キム・ソンファン 韓国投資証券 社長。/News1

キム・ソンファン韓国投資証券社長が、グローバル金融各社が韓国で最も注目する投資先としてデータセンターを挙げた。

キム社長は10日(現地時間)に米国ニューヨークのロッテニューヨークパレスホテルで開かれた「KISナイト(KIS Night)」行事を終えた後、記者懇談会を開き、「グローバル金融各社と韓国の投資機会を議論すると、最近最も多く取り上げられる分野がデータセンターだ」と語った。KISナイトは韓国投資証券がグローバル金融各社の関係者を招き、韓国市場と事業戦略を紹介する企業説明会(IR)行事である。

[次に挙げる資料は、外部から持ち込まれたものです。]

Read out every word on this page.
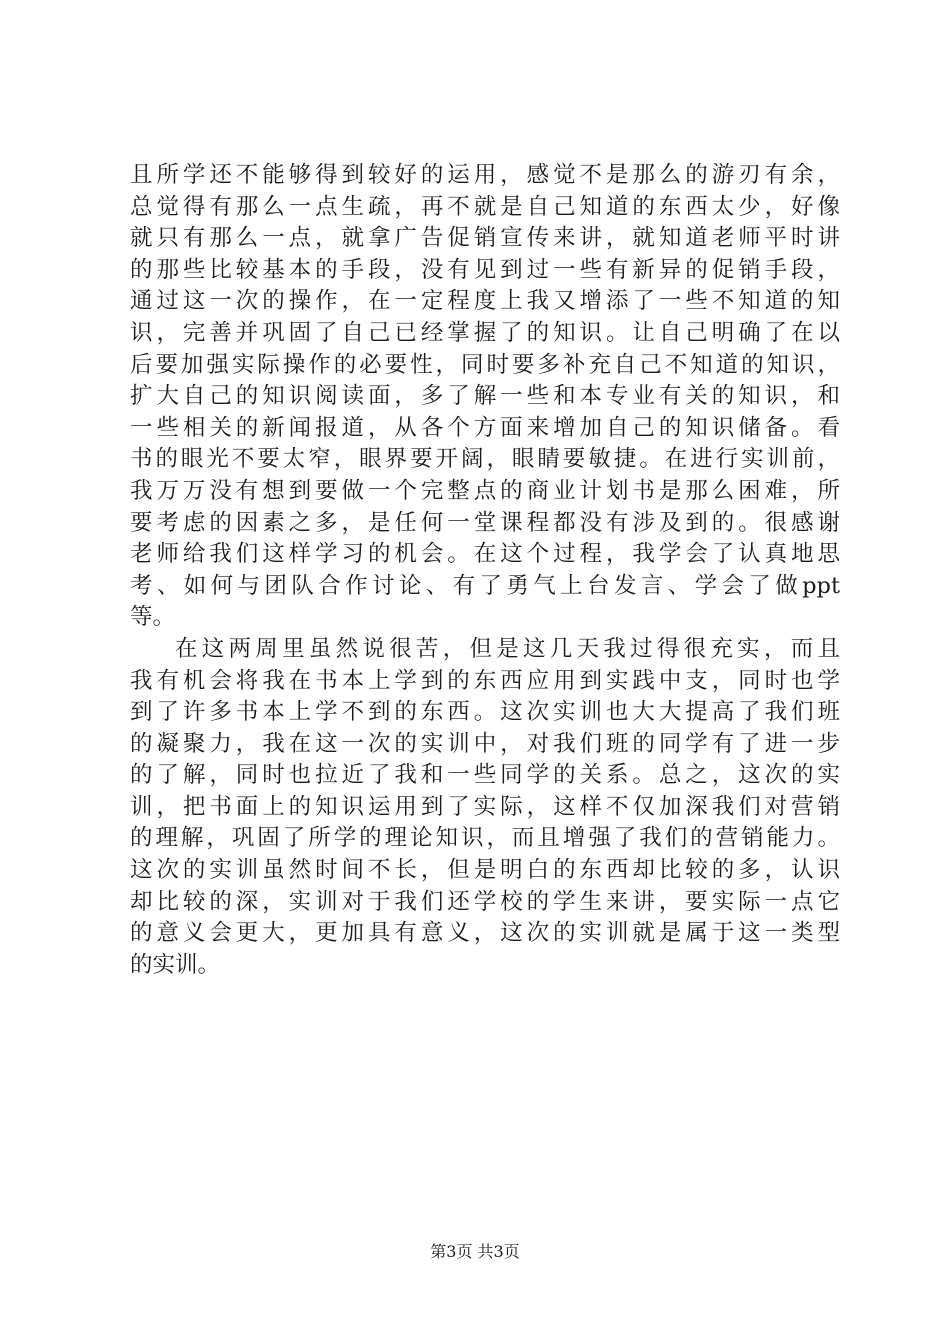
且所学还不能够得到较好的运用，感觉不是那么的游刃有余，
总觉得有那么一点生疏，再不就是自己知道的东西太少，好像
就只有那么一点，就拿广告促销宣传来讲，就知道老师平时讲
的那些比较基本的手段，没有见到过一些有新异的促销手段，
通过这一次的操作，在一定程度上我又增添了一些不知道的知
识，完善并巩固了自己已经掌握了的知识。让自己明确了在以
后要加强实际操作的必要性，同时要多补充自己不知道的知识，
扩大自己的知识阅读面，多了解一些和本专业有关的知识，和
一些相关的新闻报道，从各个方面来增加自己的知识储备。看
书的眼光不要太窄，眼界要开阔，眼睛要敏捷。在进行实训前，
我万万没有想到要做一个完整点的商业计划书是那么困难，所
要考虑的因素之多，是任何一堂课程都没有涉及到的。很感谢
老师给我们这样学习的机会。在这个过程，我学会了认真地思
考、如何与团队合作讨论、有了勇气上台发言、学会了做ppt
等。
在这两周里虽然说很苦，但是这几天我过得很充实，而且
我有机会将我在书本上学到的东西应用到实践中支，同时也学
到了许多书本上学不到的东西。这次实训也大大提高了我们班
的凝聚力，我在这一次的实训中，对我们班的同学有了进一步
的了解，同时也拉近了我和一些同学的关系。总之，这次的实
训，把书面上的知识运用到了实际，这样不仅加深我们对营销
的理解，巩固了所学的理论知识，而且增强了我们的营销能力。
这次的实训虽然时间不长，但是明白的东西却比较的多，认识
却比较的深，实训对于我们还学校的学生来讲，要实际一点它
的意义会更大，更加具有意义，这次的实训就是属于这一类型
的实训。
第3页 共3页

キム社長は「私たちは人工知能(AI)の時代に生きており、AIが実際の産業とサービスに適用されるにはデータセンターが必要だ」と述べ、「データセンターには電気と水だけでなく、建物やグラフィックス処理装置(GPU)などに莫大な資金が投じられる」とした。続けて「グローバル金融各社と韓国のデータセンター事業に必要な資金を共同で調達し投資する方策を多く議論した」と述べた。半導体と防衛産業も海外投資家の関心が大きい韓国産業として挙げた。

韓国投資証券が国内データセンターファイナンス市場でシェア1位だというのがキム社長の説明である。キム社長はこれを根拠に、グローバル金融各社と資金を共同調達する余地が大きいと強調した。

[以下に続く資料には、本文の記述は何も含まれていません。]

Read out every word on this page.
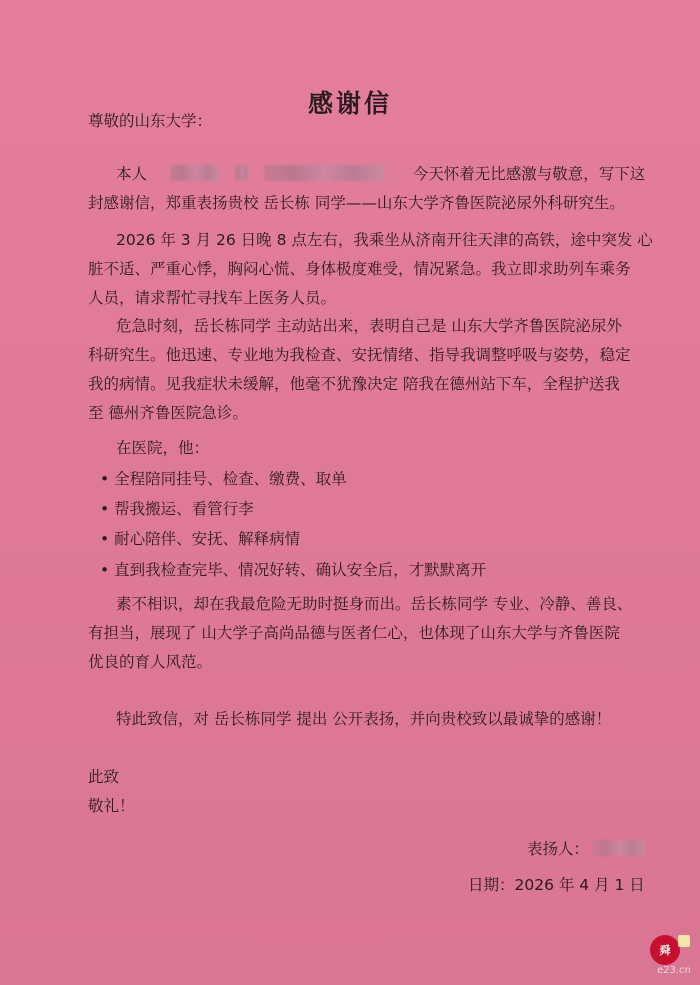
感谢信
尊敬的山东大学：
本人	今天怀着无比感激与敬意，写下这
封感谢信，郑重表扬贵校 岳长栋 同学——山东大学齐鲁医院泌尿外科研究生。
2026 年 3 月 26 日晚 8 点左右，我乘坐从济南开往天津的高铁，途中突发 心
脏不适、严重心悸，胸闷心慌、身体极度难受，情况紧急。我立即求助列车乘务
人员，请求帮忙寻找车上医务人员。
危急时刻，岳长栋同学 主动站出来，表明自己是 山东大学齐鲁医院泌尿外
科研究生。他迅速、专业地为我检查、安抚情绪、指导我调整呼吸与姿势，稳定
我的病情。见我症状未缓解，他毫不犹豫决定 陪我在德州站下车，全程护送我
至 德州齐鲁医院急诊。
在医院，他：
• 全程陪同挂号、检查、缴费、取单
• 帮我搬运、看管行李
• 耐心陪伴、安抚、解释病情
• 直到我检查完毕、情况好转、确认安全后，才默默离开
素不相识，却在我最危险无助时挺身而出。岳长栋同学 专业、冷静、善良、
有担当，展现了 山大学子高尚品德与医者仁心，也体现了山东大学与齐鲁医院
优良的育人风范。
特此致信，对 岳长栋同学 提出 公开表扬，并向贵校致以最诚挚的感谢！
此致
敬礼！
表扬人：
日期：2026 年 4 月 1 日
舜
e23.cn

韓国投資証券は今回の出張でフィデリティ・カーライル・PIMCOなどと協力関係を広げた。キム社長は「海外運用会社の商品を国内に持ち込み販売するだけでなく、商品を共同で組成したり新たな投資銀行(IB)取引を発掘する方式で協力を拡大する」と述べた。フィデリティとは、米国・中国資産をフィデリティが、韓国資産を韓国投資信託運用が担う韓・中・米ファンドを共同開発している。

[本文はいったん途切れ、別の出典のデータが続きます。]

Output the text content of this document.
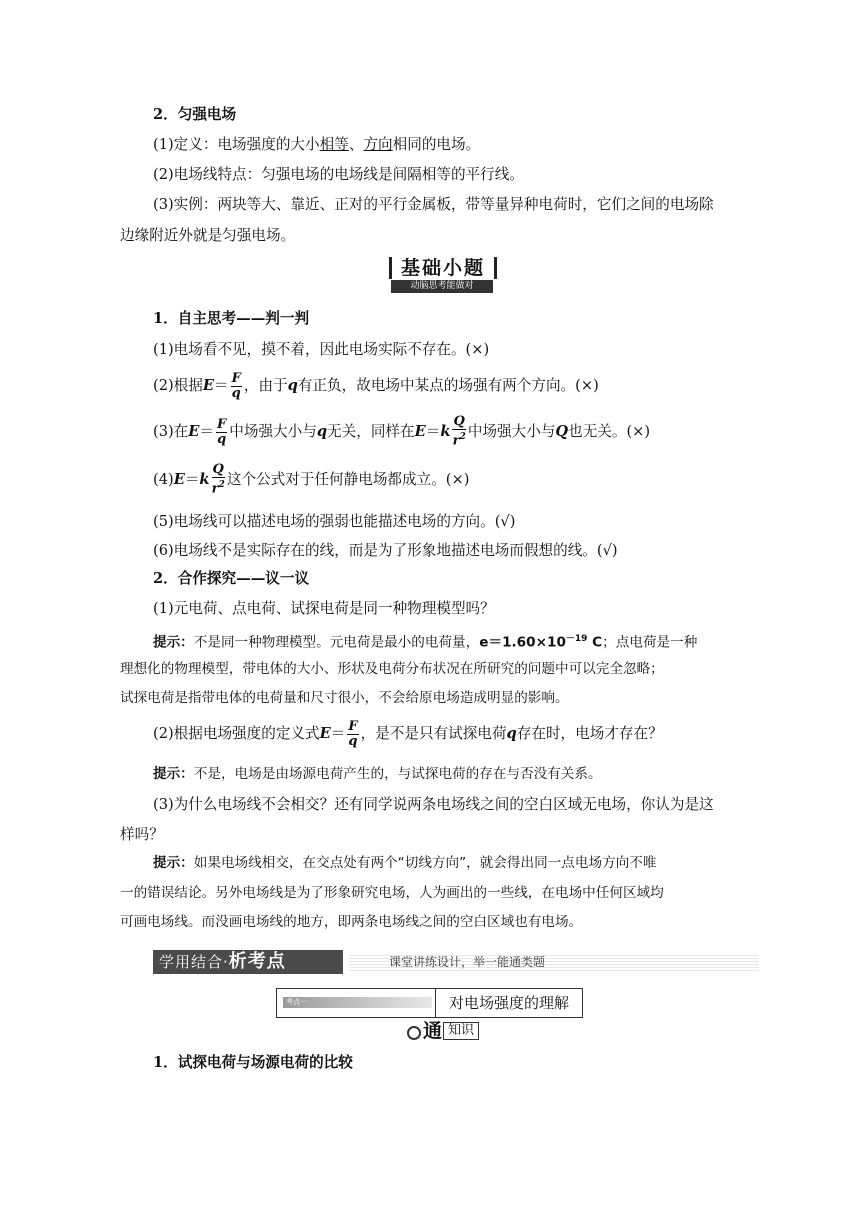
2．匀强电场
(1)定义：电场强度的大小相等、方向相同的电场。
(2)电场线特点：匀强电场的电场线是间隔相等的平行线。
(3)实例：两块等大、靠近、正对的平行金属板，带等量异种电荷时，它们之间的电场除
边缘附近外就是匀强电场。
基础小题
动脑思考能做对
1．自主思考——判一判
(1)电场看不见，摸不着，因此电场实际不存在。(×)
(2)根据$E= \frac{F}{q}$ ，由于q有正负，故电场中某点的场强有两个方向。(×)
(3)在$E= \frac{F}{q}$ 中场强大小与q无关，同样在$E=k \frac{Q}{r^2}$ 中场强大小与Q也无关。(×)
$(4)E=k \frac{Q}{r^2}$ 这个公式对于任何静电场都成立。(×)
(5)电场线可以描述电场的强弱也能描述电场的方向。(√)
(6)电场线不是实际存在的线，而是为了形象地描述电场而假想的线。(√)
2．合作探究——议一议
(1)元电荷、点电荷、试探电荷是同一种物理模型吗？
提示：不是同一种物理模型。元电荷是最小的电荷量，$e=1.60\times 10^{-19}$ C；点电荷是一种
理想化的物理模型，带电体的大小、形状及电荷分布状况在所研究的问题中可以完全忽略；
试探电荷是指带电体的电荷量和尺寸很小，不会给原电场造成明显的影响。
(2)根据电场强度的定义式$E= \frac{F}{q}$ ，是不是只有试探电荷q存在时，电场才存在？
提示：不是，电场是由场源电荷产生的，与试探电荷的存在与否没有关系。
(3)为什么电场线不会相交？还有同学说两条电场线之间的空白区域无电场，你认为是这
样吗？
提示：如果电场线相交，在交点处有两个“切线方向”，就会得出同一点电场方向不唯
一的错误结论。另外电场线是为了形象研究电场，人为画出的一些线，在电场中任何区域均
可画电场线。而没画电场线的地方，即两条电场线之间的空白区域也有电场。
学用结合·析考点	课堂讲练设计，举一能通类题
考点一	对电场强度的理解
通 知识
1．试探电荷与场源电荷的比较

総合投資勘定(IMA)運用をめぐってもグローバル運用会社との協力を議論した。キム社長は「IMAは顧客が資金を要請すれば直ちに現金化できなければならず、流動性を確保しつつ利息を受け取れる商品が必要だ」と述べ、「クレジットを含め、関連商品をグローバル運用会社と検討している」とした。

足元の米国債利回りの上昇には警戒感を示した。米国債10年物利回りが年5%に迫るなか、韓国投資証券が運用する債券規模は40兆ウォンを上回る。キム社長は「証券会社のほぼすべての事業が金利に敏感で、債券運用は容易ではない」と述べ、「経済指標の発表や金融政策会合に合わせてデュレーションを調整し、ヘッジとポートフォリオ多様化戦略を用いている」とした。高金利局面を活用し、毎月利子や配当を支払う商品も拡大する方針である。

一方で、海外不動産などオルタナティブ資産を直接買収して商品化する事業は過去より縮小することにした。キム社長は「海外オルタナティブ資産は需要やテナントの移動などで価値変動が大きくなった」と述べ、「直接投資するより、グローバル運用会社の運用能力を活用して商品を組成し、国内顧客に供給する方向に重心を置いている」とした。

韓国投資証券は2024年からニューヨーク・香港などでKISナイトを開いてきた。今年で3回目である。キム社長は「一、二度会ったからといってすぐに取引になるわけではない」とし、「繰り返し会って信頼を積み重ね、これを共同商品や投資取引につなげるのが目標だ」と述べた。